C’est en 1871 que l’opinion et la presse florentine auraient dû intervenir avec clairvoyance et décision. Au printemps, le parlement italien tenait à Florence sa dernière session, avant de se donner rendez-vous à Rome. Il était prêt à faire pour Florence ce qu’il avait fait pour Turin sept ans auparavant, à l’indemniser, elle aussi, des dépenses qu’elle avait encourues pour soutenir ce rang de capitale dont on lui retirait si brusquement les avantages. On ne contestait pas le principe ; il ne s’agissait que de s’entendre sur le chiffre de l’indemnité. Le moment était favorable, non pour enfler ce chiffre outre mesure, mais pour le faire accepter, quelque élevé qu’il pût paraître, contre pièces à l’appui. En 1864, les finances de la ville étaient en bon état, comme l’ont reconnu les commissions d’enquête : mais, dès 1865, Florence s’était mise à l’œuvre avec une telle ardeur que déjà les budgets de 1869 et de 1870 se soldaient chacun par un déficit de plus de 8 millions de livres. Pour exécuter les travaux d’agrandissement et d’assainissement qui avaient été jugés nécessaires, elle avait conclu emprunt sur emprunt ; mais c’était le temps où le crédit de l’Italie était le plus bas. Florence n’avait pu réaliser ces emprunts, négociés surtout à l’étranger, qu’à des conditions très onéreuses, qui s’expliquaient assez par les cours de la rente italienne et la dépréciation du papier-monnaie qui avait cours forcé dans toute l’Italie[1]. La situation financière de Florence était déjà fort inquiétante ; beaucoup des travaux commencés ne l’auraient jamais été ou ne l’auraient pas été de longtemps, si Florence n’était pas devenue capitale ; maintenant qu’elle cessait de l’être, il était aussi difficile de les suspendre en les laissant improductifs que dangereux de les achever avec une population et des ressources diminuées.
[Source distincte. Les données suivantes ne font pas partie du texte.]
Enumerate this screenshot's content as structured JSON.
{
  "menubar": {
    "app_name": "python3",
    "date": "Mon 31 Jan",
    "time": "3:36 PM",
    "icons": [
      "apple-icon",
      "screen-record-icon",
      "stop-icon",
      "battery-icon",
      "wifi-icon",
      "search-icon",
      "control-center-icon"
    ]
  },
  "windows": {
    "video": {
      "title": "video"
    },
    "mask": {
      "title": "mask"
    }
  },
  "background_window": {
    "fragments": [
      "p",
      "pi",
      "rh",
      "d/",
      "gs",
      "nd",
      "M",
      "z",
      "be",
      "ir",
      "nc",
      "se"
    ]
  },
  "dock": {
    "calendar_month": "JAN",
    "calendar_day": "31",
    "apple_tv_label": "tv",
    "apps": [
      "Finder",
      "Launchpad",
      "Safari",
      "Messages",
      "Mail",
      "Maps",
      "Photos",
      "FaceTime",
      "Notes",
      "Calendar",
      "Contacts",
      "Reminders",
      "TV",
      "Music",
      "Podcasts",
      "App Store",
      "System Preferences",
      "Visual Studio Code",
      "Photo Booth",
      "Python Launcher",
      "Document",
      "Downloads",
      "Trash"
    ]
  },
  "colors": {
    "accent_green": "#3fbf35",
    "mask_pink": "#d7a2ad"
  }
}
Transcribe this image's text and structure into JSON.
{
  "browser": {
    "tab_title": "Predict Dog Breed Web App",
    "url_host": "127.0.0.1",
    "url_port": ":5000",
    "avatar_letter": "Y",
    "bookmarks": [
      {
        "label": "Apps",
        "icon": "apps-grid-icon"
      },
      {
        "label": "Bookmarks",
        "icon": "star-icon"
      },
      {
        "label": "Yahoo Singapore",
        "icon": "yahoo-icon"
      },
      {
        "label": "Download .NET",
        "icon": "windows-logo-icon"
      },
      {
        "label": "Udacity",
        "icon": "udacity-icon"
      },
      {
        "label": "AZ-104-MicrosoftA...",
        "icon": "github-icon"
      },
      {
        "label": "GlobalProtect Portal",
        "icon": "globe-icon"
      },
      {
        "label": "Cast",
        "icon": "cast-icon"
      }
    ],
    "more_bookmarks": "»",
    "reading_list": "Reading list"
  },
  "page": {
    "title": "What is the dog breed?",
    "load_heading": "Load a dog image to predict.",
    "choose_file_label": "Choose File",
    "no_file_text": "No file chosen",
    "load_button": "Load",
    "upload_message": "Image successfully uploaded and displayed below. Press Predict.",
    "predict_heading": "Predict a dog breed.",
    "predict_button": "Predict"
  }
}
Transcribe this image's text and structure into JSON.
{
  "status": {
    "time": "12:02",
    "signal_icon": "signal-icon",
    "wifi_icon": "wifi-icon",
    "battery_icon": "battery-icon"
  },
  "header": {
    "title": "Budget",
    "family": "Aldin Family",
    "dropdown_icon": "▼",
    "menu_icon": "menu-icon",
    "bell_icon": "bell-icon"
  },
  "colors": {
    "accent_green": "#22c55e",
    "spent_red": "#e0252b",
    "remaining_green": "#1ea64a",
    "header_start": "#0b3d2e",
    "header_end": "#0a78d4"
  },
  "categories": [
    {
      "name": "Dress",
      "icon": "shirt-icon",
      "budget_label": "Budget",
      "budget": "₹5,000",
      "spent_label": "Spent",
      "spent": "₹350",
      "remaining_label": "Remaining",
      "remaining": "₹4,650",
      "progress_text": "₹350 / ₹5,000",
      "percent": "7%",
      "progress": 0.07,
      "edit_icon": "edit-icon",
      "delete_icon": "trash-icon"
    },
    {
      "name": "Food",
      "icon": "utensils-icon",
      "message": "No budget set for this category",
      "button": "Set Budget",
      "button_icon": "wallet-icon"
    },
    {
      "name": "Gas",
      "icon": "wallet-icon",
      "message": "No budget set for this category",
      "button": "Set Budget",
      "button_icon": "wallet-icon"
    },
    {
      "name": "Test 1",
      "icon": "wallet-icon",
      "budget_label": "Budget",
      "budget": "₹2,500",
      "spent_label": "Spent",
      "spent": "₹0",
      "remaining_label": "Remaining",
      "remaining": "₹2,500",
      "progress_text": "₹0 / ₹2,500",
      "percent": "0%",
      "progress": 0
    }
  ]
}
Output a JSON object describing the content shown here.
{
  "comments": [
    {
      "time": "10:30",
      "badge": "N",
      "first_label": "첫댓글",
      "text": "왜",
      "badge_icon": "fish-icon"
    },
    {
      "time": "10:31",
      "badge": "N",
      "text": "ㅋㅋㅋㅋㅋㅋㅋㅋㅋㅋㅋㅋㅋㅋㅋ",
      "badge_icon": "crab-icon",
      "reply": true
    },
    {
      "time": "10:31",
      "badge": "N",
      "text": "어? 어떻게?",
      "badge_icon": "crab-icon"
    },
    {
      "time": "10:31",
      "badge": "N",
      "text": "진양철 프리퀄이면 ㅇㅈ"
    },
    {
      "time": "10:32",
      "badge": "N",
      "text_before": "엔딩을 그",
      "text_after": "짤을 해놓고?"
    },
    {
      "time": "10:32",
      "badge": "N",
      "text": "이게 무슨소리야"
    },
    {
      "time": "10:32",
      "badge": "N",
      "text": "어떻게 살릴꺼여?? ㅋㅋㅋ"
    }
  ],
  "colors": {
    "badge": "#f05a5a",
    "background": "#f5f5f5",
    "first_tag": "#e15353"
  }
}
Consultés sur le chiffre à fixer, l’ancien syndic et le nouveau, MM. Cambray-Digny et Peruzzi, paraissent avoir mis une sorte de coquetterie à rester au-dessous de ce qu’ils avaient le droit de

  1. Sur 116 millions de livres (valeur nommaie), 88 millions seulement sont entrés dans les caisses de Florence. En chiffres ronds, il y a. donc eu 28 millions de frais d’emprunt (commissions, pertes sur le change, etc.).